Gold rallied in the wake of the FOMC decision


After a relatively quiet period throughout most of yesterday, Gold rallied in the wake of the FOMC decision and the subsequent press conference given by Fed Chairman Bernanke. As we anticipated, there were no real surprises. The Fed Funds rate remained unchanged and the Fed stated its commitment to QEII, but made it clear that it does not intend to expand monetary stimulus. Bernanke also reiterated the Fed’s view that inflationary pressures from rising commodity prices are temporary, and do not warrant a change in the course of monetary accommodation.

He did however, caution that “if inflation persists or if inflation expectations begin to move” that the Fed “would have to respond”. Since the Fed’s announcement was as expected our view on gold remains the same. We still believe that upside towards year-end is a strong possibility, given that real interest rates remain low, government borrowing is high and global liquidity
though easing is still growing.
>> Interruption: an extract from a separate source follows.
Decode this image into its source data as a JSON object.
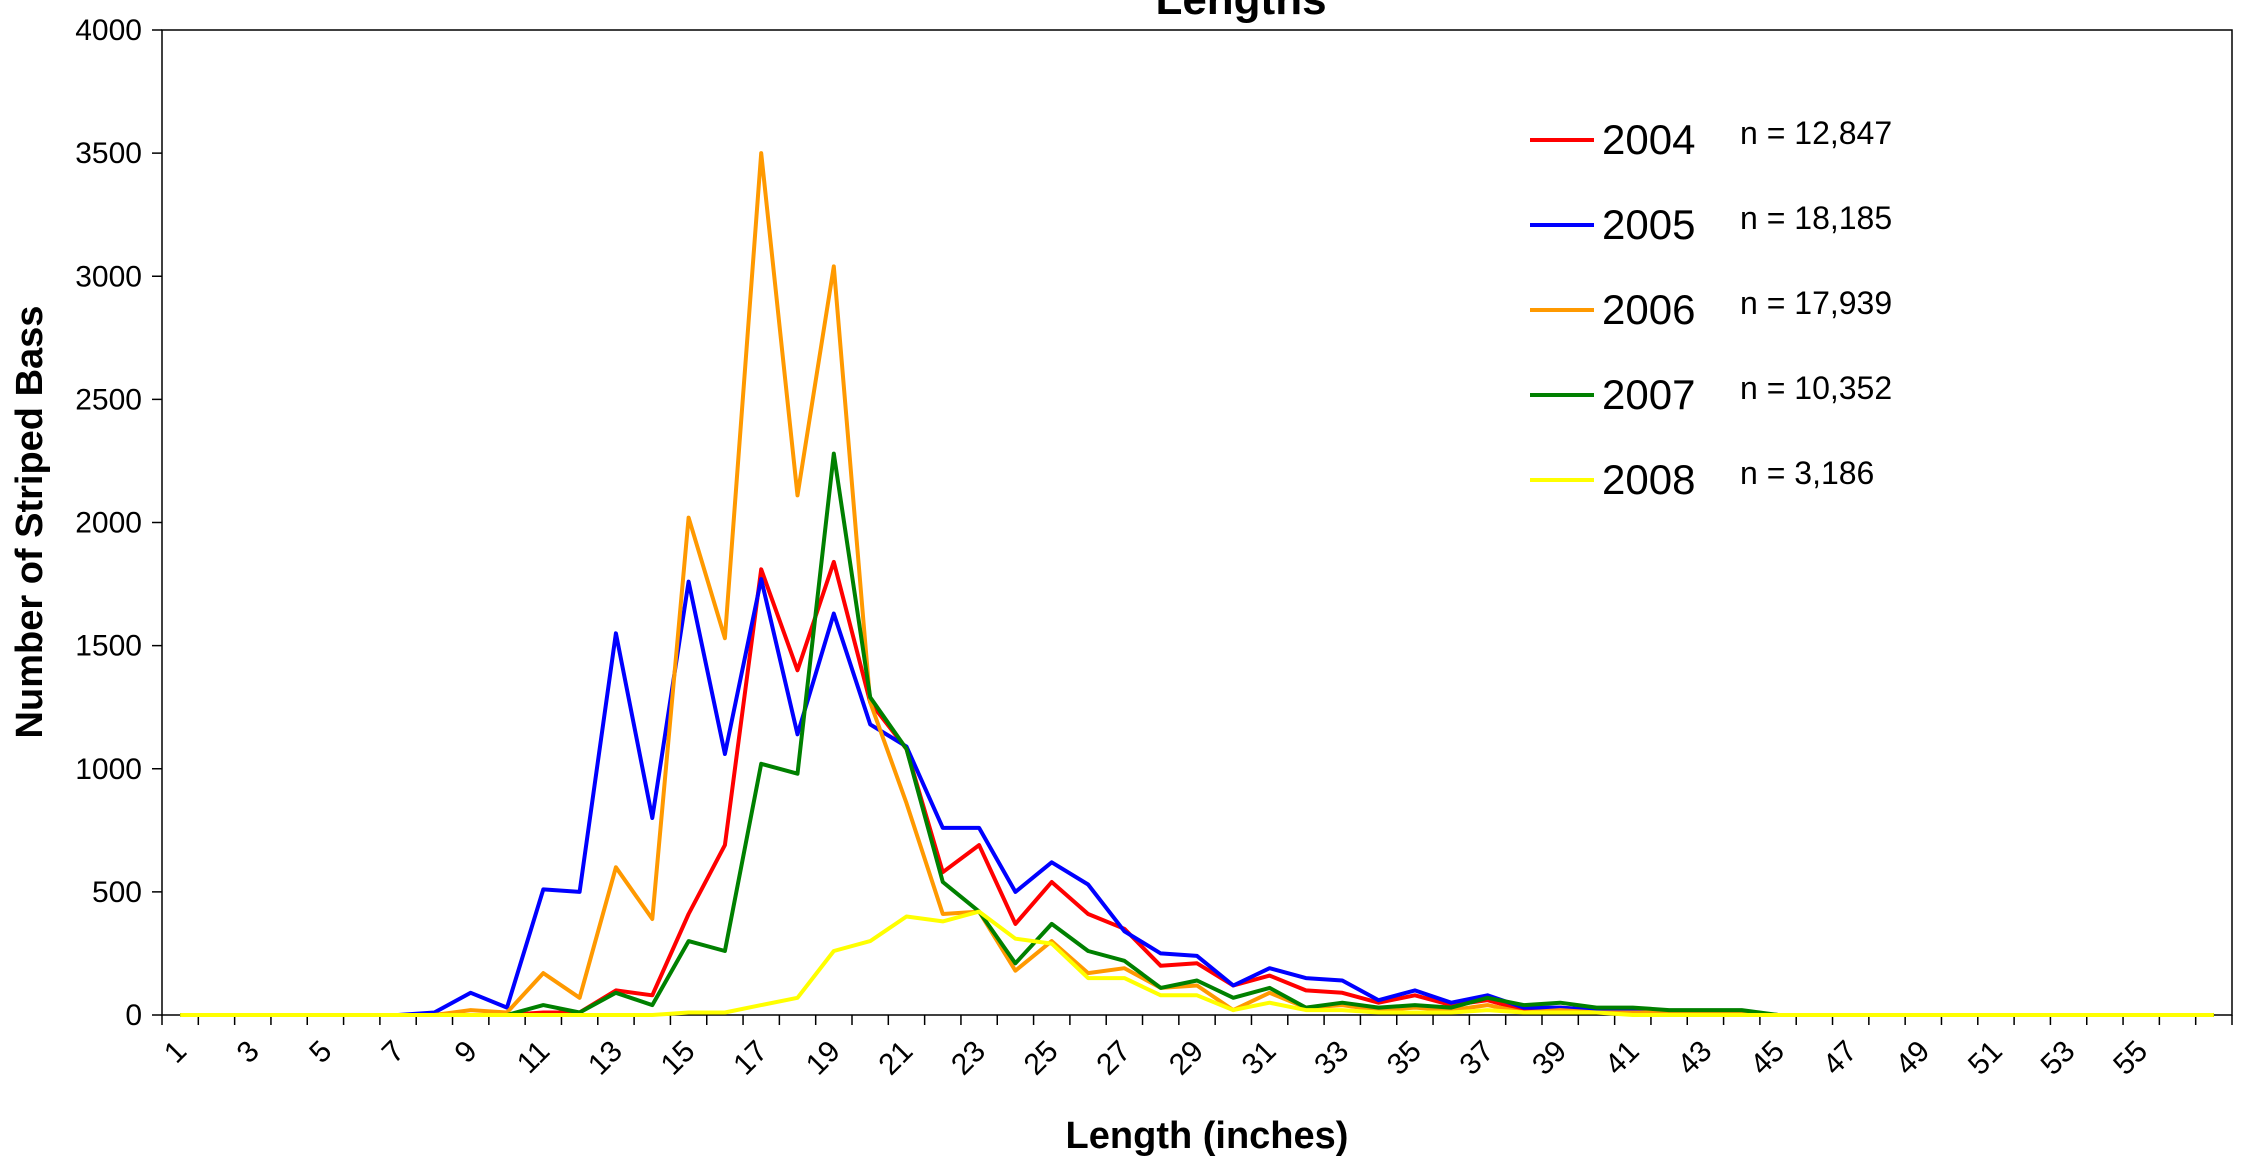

However, from a fundamental perspective we feel gold could see a pull-back before its next move higher.

With no additional stimulus announced and given that the Fed’s view might have allayed some fears over rising inflation, it would appear that most precious metals support is coming from a weaker dollar. This places the complex in a vulnerable position ahead of this afternoon’s US GDP results for Q1:11. Should the figures prove substantially better than expectations, we could see some dollar strength put an end to the precious metals upside. Profit-taking ahead of month-end could also place some downward pressure later today.

Gold support is at $1,512 and $1,492. Resistance is at $1,541 and $1,550.